HR: I'm going to turn this tape over, so we don't run out.

HR: What has happened to most of the quilts you have made and, also, how many quilts do you estimate you have made?

SD: I have nine three-ring binder files full of one page, on both sides, of quilts I've made. I probably have 150 or 200 quilts here in my home anywhere from old ones that I've purchased to ones that I've made. I've given away for baby gifts. I've donated for raffles. I've made samples for my classes. I've given them to my daughter. My daughter had seven different quilts to use for her baby dolls and to sleep under. I've given them to my relatives. I've given them to my grandparents and to my mom and my sister. I don't give a lot away, but I give them according to what they want or need. I'll make something specifically for them. My heirloom and fancy quilts are mine and one of them I made for my daughter that is all stories of childhood and quotes about how the handprints get higher and higher until they disappear. So, she has her own heirloom, and I don't use that one and don't display it because that one I want her to have and then she can display it and use it. It's one of the things I want to last until she leaves the house. It's to the point where I don't even remember some of them. And I've had to sell a few when money's been tight.

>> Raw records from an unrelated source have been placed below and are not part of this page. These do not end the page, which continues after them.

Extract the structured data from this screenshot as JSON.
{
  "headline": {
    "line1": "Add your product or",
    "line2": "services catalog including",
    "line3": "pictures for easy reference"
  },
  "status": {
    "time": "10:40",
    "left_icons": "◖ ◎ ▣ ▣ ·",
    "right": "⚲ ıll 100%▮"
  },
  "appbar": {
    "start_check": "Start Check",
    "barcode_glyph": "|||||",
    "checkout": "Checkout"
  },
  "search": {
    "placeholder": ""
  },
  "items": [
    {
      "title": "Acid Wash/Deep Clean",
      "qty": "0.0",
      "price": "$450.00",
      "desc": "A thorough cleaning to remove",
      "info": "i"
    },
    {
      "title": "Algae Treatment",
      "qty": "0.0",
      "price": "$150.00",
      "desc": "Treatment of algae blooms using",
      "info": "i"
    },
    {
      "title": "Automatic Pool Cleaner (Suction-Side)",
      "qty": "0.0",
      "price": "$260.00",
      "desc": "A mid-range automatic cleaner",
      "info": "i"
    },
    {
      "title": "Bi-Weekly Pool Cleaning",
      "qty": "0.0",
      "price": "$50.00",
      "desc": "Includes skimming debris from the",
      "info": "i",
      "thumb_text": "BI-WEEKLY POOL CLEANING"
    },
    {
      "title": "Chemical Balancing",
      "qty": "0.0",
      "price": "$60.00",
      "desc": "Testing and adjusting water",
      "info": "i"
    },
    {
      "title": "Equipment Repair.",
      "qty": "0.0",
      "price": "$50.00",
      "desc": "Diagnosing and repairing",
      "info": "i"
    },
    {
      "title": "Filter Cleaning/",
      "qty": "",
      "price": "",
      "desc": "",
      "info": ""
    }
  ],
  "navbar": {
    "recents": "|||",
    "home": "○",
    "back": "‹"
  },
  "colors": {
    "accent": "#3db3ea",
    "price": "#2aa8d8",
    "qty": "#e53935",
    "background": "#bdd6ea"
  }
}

They're all over.

HR: What do you think is the biggest challenge confronting quiltmakers today?

SD: The cost of the fabric. To justify putting that much money into it, what are you going to use it for? Are you going to use it? Are you going to hang it on the wall? Fabric costs are really prohibitive to getting things done because if you have to buy three yards of fabric to find the one that works, you're putting out $30. So, it's expensive. Time to do it and enjoy it. You have to choose what you can do. Otherwise, all of the technology and all of the patterns, it's all out there.

HR: This will be the last question I'll ask and then if you have any that you want to go back to, we can do that. What ways do you think quilts have special meaning for women's history in America?

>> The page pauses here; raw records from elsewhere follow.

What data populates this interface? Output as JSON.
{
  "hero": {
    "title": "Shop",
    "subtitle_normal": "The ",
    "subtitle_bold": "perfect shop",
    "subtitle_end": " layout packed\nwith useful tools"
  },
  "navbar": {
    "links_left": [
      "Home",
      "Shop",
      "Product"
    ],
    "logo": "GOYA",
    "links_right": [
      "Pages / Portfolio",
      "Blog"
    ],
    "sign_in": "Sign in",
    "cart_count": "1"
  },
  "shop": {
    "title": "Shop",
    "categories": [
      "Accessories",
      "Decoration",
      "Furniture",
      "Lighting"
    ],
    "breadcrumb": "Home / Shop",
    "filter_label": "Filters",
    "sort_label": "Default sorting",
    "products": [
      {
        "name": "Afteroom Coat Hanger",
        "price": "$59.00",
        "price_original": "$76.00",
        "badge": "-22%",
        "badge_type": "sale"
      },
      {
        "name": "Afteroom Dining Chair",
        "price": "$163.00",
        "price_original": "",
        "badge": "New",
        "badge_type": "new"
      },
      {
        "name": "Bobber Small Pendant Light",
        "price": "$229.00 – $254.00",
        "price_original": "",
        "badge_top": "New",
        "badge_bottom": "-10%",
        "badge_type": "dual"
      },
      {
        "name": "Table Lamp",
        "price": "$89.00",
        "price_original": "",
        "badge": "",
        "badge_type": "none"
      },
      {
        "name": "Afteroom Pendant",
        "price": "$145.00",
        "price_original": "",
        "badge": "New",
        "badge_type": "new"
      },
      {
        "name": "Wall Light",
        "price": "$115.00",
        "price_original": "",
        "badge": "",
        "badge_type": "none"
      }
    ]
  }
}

SD: I think it tells a story about when in history we've had time, or we've taken the time to enjoy fabric and fabric art. I think there is a big family orientation to it. There are so many stories from the depression about buying feed sacks and keeping your family warm in the winter. There was a point when quilts stopping being made because people could buy blankets cheaper, so I think it tells what technology is out there and available. But then all of a sudden it became popular again because it went more to the wall than to the bed. So, I think it really reflects our history and what's happening in all of our lives. But for women especially because it's usually something for the home or for the family. Baby quilts are always given. Wedding quilts are given. It's really important.

HR: Is there anything else you'd like to go back to or add?

SD: Nope.

HR: I'd like to thank Sandra Dockstader for allowing me to interview her as part of our Quilters' Save Our Stories project in Northfield, Minnesota. Our interview concluded at 1:59 p.m. Right on time. Thank you.